Cypress House proves you don’t have to compromise on design when it comes to sustainability.
Jeni and Matt Westle of Loreco Constructions had spent three years searching for the perfect place to build their family home when they finally came across an empty block of land in Flinders. They enlisted the help of Insider Outsider director Dave Brodziak and set about establishing a new, but considered, property on the 1104sq m block.
The resulting 7.5-star NatHERS rating residence is a testament to their commitment to environmentally conscious builds and Dave’s vision for a ‘layered coastal house and a secluded suburban retreat’.
‘A shared love of working with timber informed a large part of the discussion around materiality, and the opportunity to use a broad range of sustainably sourced timbers fed back into the design of both interior and exterior spaces,’ Dave says.
‘It took Matt a lot of time to research and source the right materials, but he feels the extra pressure was worth it.’
Reclaimed cypress timber is the hero of the home’s geometric facade, designed to complement its quiet, coastal surrounds. Other wood materials like blackbutt cladding and spotted gum floors are combined with recycled bricks and tonal surfaces for a calming atmosphere inside.
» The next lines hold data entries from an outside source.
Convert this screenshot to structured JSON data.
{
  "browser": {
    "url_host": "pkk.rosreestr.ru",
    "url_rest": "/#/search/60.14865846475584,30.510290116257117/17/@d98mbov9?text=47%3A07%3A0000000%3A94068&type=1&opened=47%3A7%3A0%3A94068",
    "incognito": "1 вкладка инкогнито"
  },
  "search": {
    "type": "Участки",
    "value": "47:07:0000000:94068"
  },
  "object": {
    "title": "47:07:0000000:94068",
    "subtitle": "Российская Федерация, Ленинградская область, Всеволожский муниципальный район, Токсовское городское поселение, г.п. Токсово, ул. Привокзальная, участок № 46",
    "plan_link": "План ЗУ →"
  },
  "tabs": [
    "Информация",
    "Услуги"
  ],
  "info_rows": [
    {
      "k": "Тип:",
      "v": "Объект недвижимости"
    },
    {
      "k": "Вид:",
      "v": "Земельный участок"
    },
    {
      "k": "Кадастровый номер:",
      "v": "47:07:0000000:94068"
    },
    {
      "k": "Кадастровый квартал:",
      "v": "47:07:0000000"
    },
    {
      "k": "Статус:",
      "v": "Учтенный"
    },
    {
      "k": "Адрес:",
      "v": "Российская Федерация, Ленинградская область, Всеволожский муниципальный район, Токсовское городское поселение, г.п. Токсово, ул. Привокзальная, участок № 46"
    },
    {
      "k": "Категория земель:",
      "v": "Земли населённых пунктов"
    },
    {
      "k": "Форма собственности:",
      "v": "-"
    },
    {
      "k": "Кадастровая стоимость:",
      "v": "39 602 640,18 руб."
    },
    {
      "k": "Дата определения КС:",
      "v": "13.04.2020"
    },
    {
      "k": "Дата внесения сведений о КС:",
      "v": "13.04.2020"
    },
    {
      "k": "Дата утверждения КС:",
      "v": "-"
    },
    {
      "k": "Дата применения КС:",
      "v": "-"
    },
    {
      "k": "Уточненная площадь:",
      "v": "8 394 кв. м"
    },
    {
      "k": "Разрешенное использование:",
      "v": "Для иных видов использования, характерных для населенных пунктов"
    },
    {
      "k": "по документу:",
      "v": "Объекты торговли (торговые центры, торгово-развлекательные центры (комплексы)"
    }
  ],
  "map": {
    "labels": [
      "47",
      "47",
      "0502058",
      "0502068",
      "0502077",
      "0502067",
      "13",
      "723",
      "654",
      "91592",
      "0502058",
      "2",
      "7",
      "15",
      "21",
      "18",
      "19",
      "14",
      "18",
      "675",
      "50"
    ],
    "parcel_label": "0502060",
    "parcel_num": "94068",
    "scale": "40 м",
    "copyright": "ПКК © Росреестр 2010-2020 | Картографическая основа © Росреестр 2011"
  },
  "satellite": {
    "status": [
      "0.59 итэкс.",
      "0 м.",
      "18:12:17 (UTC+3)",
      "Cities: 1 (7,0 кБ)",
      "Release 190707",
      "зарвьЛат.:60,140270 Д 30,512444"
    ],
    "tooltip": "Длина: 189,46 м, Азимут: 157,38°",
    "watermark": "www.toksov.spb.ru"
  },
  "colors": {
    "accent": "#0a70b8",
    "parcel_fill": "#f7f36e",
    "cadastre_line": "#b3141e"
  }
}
It’s a harmonious blend of old and new, finished with built-in nooks, cabinetry and soft lantern lighting.
But one of the most important considerations for the build was ensuring it responded to ‘the fall of the land’. Its passive solar design northern orientation and eaves were specifically designed to direct sunlight in throughout winter and prevent it during summer – decreasing the need to use artificial cooling and heating and energy consumption.
‘On cooler nights, light the Chiminees Phillippe fireplace, and once roaring it heats the surrounding recycled brick generating thermal mass keeping the home warm longer,’ Dave adds. There’s also a 10,000-litre water tank connected to irrigation system, a 12kw solar battery and an outdoor entertaining area in the private courtyard, just beyond the property’s sliding doors.
Matt and Jeni have recently sold the home, but say they are already eagerly working on their next sustainable projects.
‘As the world transition towards a sustainable future, we see our industry capable of huge positive change by shifting to more sustainable practices,’ Matt notes.